The union’s demand for between 1,000 and 3,000 more hires comes after it wrapped up its first round of bargaining with Ottawa over a new collective agreement, with problems around clogged airports and border crossings poised to increase during peak travel season.

The CBSA has said it is making more workers and student officers available, along with additional automated kiosks in Toronto’s Pearson airport customs area.

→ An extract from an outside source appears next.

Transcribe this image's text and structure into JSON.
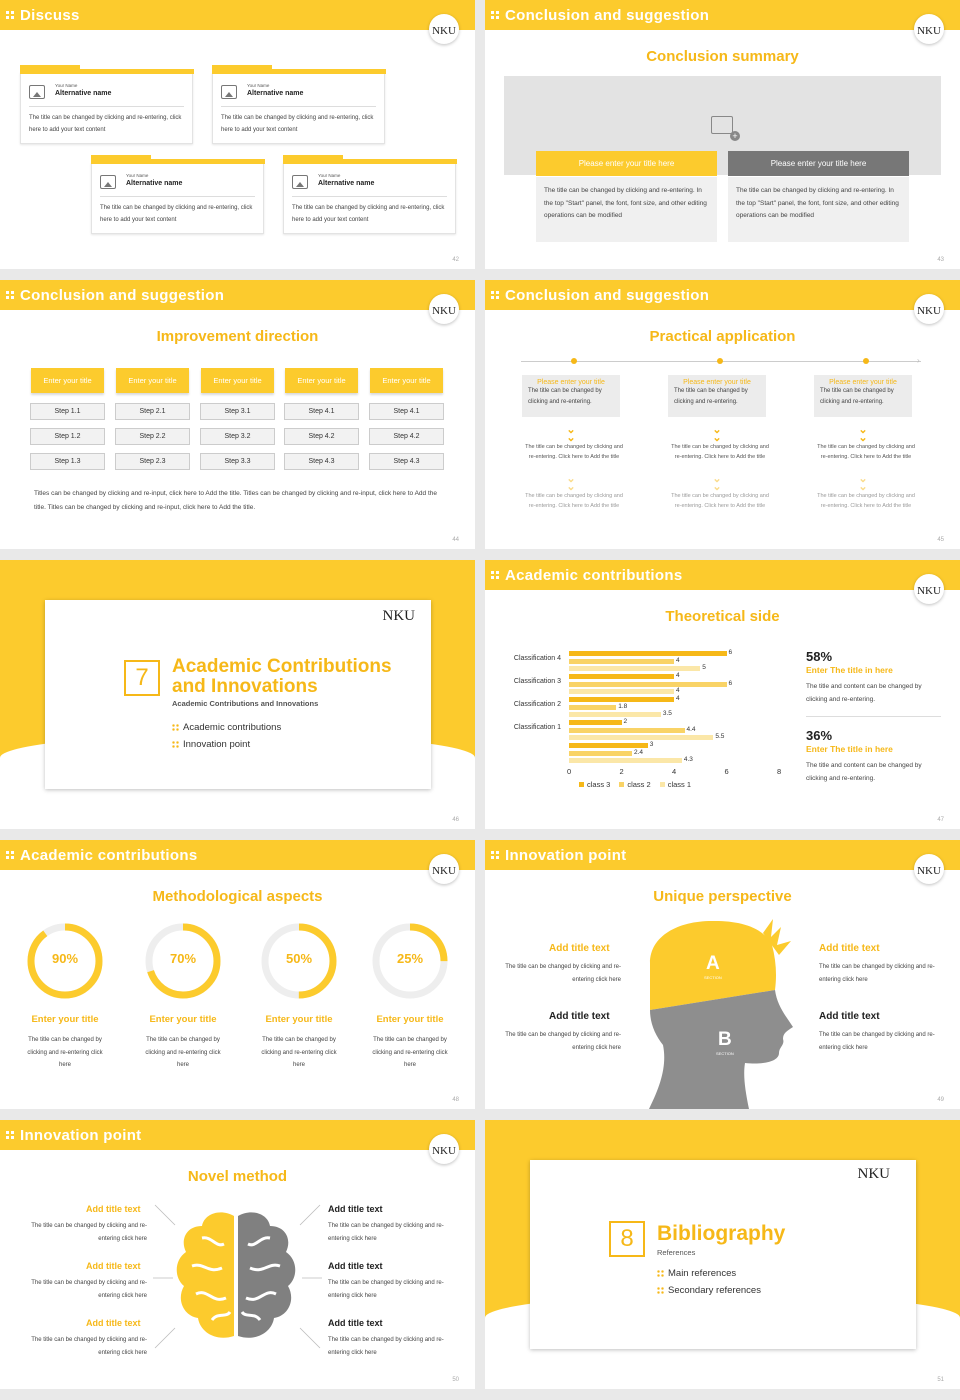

Earlier this month, Ottawa suspended randomized COVID-19 testing at airports — a process that slowed the flow of passengers — and added more public-health staff to verify travellers have completed their ArriveCan app submissions upon landing.

Union president Mark Weber said kiosks fail to make up for the major decrease in front-line airport officers since 2016.

“Our volumes go up every year. Summer is a season, it’s not an emergency. We don’t understand how the situation we have now wasn’t entirely predictable and not addressed before we get to this kind of desperate situation,” he said in an interview.

The bottlenecks are mounting despite passenger volumes at land crossings and airport customs sitting at about three-quarters of pre-pandemic levels, he said.

Land checkpoints are not exempt from the delays hitting Canada’s biggest airports, with “significant wait times” at busy crossings, Weber added.

“At our busiest ports, somewhere like Windsor, it’s not rare to see two-, three-hour wait times for cars to get through.”